### Objective

In this notebook, we will look at `trl` package that stands for **transformer reinforcement learning**. RL is reward based training process and we will be looking at a very straight forward way of fine tu

In [1]:
import trl

In [2]:
trl.__version__

'0.9.6'

#### Dataset

We will be using a very small subset of **IMDB** dataset for this experiment.

In [3]:
# importing the libraries for accessing dataset
from datasets import load_dataset

In [4]:
dataset = load_dataset("imdb", split="train")
dataset = dataset.train_test_split(test_size=0.2)['test'].train_test_split(test_size=0.1)

In [5]:
dataset.shape

{'train': (4500, 2), 'test': (500, 2)}

#### Define Training Arguments

In [6]:
# these specific batch sizes have been chosen based on a GPU with VRAM of 12 GB
# unfortunately use of args like so has been deprecated 

from transformers import TrainingArguments

args = TrainingArguments(
    output_dir='/home/ubuntu/dailyResearch/trainers/output',
    push_to_hub=False,
    report_to="none",
    per_device_eval_batch_size=3,
    per_device_train_batch_size=4,
    eval_strategy='steps',
    eval_steps=200,
    save_strategy='epoch',
    num_train_epochs=1
)

In [7]:
# training dataset
dataset['train'][0]

{'text': 'There was a Bugs Bunny cartoon titled "Baby Buggy Bunny" that was EXACTLY this plot. Baby-faced Finster robbed a bank and the money in the carriage rolled away and fell into Bug\'s rabbit hole. He dressed up as a baby to get into Bugg\'s hole to retrieve the money. The scene in "Little Man" where he\'s looking in the bathroom mirror shaving with a cigar in his mouth is straight from the cartoon. This was a hilarious 5-minute cartoon; not so much an entire movie. If you are really interested in this, buy the Bugs Bunny DVD. It\'s was much more original the first time (1954). Plus you\'ll get a lot more classic Bugs Bunny cartoons to boot!',
 'label': 0}

#### Create Trainer

Here we will look at the first type of RL trainer that we call **SFTTrainer**. We have to remember that SFT trainers don't give a lot of support for customized workflows and also they are very stream-lined, although easy to work with they dont offer flexibility.

In [8]:
# create the trainer instance
from transformers import AutoModelForCausalLM, AutoTokenizer
from trl import SFTTrainer, SFTConfig

model = AutoModelForCausalLM.from_pretrained("facebook/opt-350m")
tokenizer = AutoTokenizer.from_pretrained("facebook/opt-350m",  clean_up_tokenization_spaces=True)
tokenizer.clean_up_tokenization_spaces = True

sft_config = SFTConfig(output_dir="/tmp")

In [9]:
# we don't have to specify a value for report_to -> will cause error if you provide "none"
sft_config.output_dir="/home/ubuntu/dailyResearch/trainers/output"
sft_config.push_to_hub=False
sft_config.per_device_train_batch_size=4
sft_config.per_device_eval_batch_size=3
sft_config.eval_strategy='steps'
sft_config.eval_steps=200
sft_config.save_strategy='epoch'
sft_config.num_train_epochs=1
sft_config.dataset_text_field="text"
sft_config.max_seq_length=512

In [10]:
trainer = SFTTrainer(
    model,
    tokenizer=tokenizer,
    train_dataset=dataset['train'],
    eval_dataset=dataset['test'],
    args=sft_config,
)

Map:   0%|          | 0/4500 [00:00<?, ? examples/s]

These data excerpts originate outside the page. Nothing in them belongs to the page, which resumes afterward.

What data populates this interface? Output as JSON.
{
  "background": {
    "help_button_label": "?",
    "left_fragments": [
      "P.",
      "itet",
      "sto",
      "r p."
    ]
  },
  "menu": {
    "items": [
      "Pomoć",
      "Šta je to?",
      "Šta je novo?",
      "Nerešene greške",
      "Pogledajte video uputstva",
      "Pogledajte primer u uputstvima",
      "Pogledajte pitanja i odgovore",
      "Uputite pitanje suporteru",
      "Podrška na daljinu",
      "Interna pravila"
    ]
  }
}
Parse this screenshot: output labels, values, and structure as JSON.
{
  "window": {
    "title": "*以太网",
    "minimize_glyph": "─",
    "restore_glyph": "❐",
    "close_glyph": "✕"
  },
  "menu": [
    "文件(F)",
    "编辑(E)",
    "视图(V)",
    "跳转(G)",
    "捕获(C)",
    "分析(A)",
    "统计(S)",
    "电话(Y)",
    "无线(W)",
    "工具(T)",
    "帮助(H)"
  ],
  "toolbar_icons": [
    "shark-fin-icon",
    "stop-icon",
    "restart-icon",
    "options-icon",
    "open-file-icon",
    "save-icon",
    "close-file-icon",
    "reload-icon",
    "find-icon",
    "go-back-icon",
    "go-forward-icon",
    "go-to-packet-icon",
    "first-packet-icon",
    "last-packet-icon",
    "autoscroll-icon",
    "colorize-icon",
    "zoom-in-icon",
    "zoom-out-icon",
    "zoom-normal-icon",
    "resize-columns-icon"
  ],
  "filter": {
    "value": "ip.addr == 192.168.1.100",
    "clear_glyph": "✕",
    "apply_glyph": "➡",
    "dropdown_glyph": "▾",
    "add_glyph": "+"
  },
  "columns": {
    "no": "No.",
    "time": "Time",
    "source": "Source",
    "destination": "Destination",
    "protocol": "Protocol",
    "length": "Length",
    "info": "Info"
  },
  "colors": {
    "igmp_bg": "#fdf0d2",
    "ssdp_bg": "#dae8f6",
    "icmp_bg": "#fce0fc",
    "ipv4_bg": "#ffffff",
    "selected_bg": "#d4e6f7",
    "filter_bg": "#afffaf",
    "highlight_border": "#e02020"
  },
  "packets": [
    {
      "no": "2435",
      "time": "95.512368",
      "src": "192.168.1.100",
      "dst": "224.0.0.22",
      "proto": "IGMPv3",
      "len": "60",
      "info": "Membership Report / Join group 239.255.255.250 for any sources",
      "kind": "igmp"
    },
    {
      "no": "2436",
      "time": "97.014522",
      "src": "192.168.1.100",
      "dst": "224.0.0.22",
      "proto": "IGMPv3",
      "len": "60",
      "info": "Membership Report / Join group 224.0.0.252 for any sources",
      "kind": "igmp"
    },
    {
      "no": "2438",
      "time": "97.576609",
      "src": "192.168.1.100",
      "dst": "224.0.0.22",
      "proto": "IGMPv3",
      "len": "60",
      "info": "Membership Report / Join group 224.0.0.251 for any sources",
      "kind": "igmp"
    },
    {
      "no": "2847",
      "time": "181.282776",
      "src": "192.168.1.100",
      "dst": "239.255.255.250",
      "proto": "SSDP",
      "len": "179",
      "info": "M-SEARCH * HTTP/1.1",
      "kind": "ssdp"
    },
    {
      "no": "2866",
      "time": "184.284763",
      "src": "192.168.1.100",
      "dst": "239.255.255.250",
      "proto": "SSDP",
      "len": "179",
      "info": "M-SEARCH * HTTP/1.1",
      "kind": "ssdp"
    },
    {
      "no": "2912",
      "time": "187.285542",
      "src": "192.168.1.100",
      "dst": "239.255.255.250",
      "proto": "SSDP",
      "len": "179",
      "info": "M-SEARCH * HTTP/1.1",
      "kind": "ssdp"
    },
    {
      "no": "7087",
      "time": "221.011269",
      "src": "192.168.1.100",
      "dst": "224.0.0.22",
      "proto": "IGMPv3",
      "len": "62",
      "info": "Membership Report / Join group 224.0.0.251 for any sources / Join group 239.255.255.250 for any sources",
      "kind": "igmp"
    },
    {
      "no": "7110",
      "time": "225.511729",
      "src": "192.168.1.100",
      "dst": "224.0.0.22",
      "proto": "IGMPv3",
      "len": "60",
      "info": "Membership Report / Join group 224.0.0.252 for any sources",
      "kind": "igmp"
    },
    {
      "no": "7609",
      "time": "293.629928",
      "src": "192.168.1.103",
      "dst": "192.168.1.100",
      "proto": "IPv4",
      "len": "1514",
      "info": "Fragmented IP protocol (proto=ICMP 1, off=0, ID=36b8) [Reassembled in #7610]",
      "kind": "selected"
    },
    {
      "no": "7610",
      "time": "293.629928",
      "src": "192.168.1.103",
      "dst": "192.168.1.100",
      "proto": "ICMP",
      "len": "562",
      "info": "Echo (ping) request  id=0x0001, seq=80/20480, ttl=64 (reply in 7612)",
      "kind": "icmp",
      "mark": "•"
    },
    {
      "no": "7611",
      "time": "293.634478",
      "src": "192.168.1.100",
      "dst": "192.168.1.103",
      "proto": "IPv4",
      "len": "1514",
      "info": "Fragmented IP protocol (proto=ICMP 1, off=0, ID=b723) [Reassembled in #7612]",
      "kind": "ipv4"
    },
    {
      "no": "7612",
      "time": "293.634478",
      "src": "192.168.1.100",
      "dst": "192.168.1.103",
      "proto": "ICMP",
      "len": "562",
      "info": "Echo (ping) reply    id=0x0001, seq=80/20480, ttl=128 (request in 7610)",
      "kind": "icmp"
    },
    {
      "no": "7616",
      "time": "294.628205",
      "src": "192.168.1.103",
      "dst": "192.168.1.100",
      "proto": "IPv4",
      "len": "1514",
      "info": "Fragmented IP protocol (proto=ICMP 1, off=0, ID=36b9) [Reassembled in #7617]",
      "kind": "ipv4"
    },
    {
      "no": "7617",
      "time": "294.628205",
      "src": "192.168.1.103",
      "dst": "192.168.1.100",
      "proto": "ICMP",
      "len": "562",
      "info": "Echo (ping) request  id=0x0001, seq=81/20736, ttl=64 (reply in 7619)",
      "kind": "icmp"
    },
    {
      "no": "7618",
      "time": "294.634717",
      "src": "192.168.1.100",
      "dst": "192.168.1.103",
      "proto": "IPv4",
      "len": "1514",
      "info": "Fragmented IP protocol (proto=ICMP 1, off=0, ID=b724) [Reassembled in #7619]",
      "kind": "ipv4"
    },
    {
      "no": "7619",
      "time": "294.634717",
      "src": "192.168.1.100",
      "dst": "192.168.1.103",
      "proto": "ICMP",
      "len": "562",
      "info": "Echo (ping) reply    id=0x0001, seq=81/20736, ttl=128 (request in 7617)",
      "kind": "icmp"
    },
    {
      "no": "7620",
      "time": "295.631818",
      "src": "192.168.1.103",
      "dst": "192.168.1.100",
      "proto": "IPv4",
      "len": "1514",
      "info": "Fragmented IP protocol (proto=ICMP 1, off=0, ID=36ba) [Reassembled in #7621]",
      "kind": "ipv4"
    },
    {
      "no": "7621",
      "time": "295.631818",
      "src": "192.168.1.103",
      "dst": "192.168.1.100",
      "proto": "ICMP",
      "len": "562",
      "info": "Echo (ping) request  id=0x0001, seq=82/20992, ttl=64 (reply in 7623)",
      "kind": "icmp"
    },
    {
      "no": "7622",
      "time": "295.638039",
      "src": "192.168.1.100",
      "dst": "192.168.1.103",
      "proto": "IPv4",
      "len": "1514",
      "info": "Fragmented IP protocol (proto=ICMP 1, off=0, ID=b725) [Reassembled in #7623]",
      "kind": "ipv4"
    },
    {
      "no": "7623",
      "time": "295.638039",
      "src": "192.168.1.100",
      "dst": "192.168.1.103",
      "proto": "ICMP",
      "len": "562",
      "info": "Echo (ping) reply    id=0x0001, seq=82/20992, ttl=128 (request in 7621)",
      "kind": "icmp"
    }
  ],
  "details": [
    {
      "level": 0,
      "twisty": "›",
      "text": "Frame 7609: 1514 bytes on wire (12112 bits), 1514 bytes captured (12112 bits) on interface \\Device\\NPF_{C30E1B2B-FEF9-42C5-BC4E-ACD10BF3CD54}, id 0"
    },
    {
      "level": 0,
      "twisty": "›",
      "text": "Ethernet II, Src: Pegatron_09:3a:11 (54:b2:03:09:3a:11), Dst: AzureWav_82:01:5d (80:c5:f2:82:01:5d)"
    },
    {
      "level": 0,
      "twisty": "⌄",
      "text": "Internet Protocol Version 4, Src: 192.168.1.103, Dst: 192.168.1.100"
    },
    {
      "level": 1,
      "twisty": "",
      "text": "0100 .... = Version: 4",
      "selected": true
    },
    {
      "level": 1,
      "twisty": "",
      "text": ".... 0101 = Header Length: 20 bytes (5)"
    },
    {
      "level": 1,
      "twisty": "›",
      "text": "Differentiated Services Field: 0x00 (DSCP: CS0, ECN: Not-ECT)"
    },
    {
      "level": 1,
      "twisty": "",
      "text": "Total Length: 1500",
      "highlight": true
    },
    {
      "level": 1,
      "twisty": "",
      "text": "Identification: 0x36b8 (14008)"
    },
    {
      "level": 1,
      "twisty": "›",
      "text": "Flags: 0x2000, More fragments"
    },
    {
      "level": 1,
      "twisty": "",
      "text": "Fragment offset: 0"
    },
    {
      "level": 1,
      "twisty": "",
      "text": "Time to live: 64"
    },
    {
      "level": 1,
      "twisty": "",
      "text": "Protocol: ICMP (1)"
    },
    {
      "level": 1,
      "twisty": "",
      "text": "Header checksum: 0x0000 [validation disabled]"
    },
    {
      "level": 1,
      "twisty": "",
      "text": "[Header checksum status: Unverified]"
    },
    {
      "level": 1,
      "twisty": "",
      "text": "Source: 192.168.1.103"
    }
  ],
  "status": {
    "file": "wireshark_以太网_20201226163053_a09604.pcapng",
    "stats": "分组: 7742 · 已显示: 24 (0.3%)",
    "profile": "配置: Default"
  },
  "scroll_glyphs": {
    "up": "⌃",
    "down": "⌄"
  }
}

Map:   0%|          | 0/500 [00:00<?, ? examples/s]

In [11]:
trainer.train()

Step,Training Loss,Validation Loss
200,No log,3.552261
400,No log,3.534817
600,3.595800,3.498288
800,3.595800,3.461796
1000,3.494500,3.430421


TrainOutput(global_step=1125, training_loss=3.535986843532986, metrics={'train_runtime': 511.0163, 'train_samples_per_second': 8.806, 'train_steps_per_second': 2.201, 'total_flos': 3434917236768768.0, 'train_loss': 3.535986843532986, 'epoch': 1.0})

For the following configuration, we use 13GB of VRAM
- sft_config.per_device_train_batch_size=4
- sft_config.per_device_eval_batch_size=3

In [12]:
model = AutoModelForCausalLM.from_pretrained("facebook/opt-350m")
tokenizer = AutoTokenizer.from_pretrained("facebook/opt-350m",  clean_up_tokenization_spaces=True)
tokenizer.clean_up_tokenization_spaces = True

sft_config = SFTConfig(output_dir="/tmp")

In [9]:
# we don't have to specify a value for report_to -> will cause error if you provide "none"
sft_config.output_dir="/home/ubuntu/dailyResearch/trainers/output"
sft_config.push_to_hub=False
sft_config.per_device_train_batch_size=6
sft_config.per_device_eval_batch_size=6
sft_config.eval_strategy='steps'
sft_config.eval_steps=200
sft_config.save_strategy='epoch'
sft_config.num_train_epochs=1
sft_config.dataset_text_field="text"
sft_config.max_seq_length=512

In [10]:
trainer = SFTTrainer(
    model,
    tokenizer=tokenizer,
    train_dataset=dataset['train'],
    eval_dataset=dataset['test'],
    args=sft_config,
)

Map:   0%|          | 0/4500 [00:00<?, ? examples/s]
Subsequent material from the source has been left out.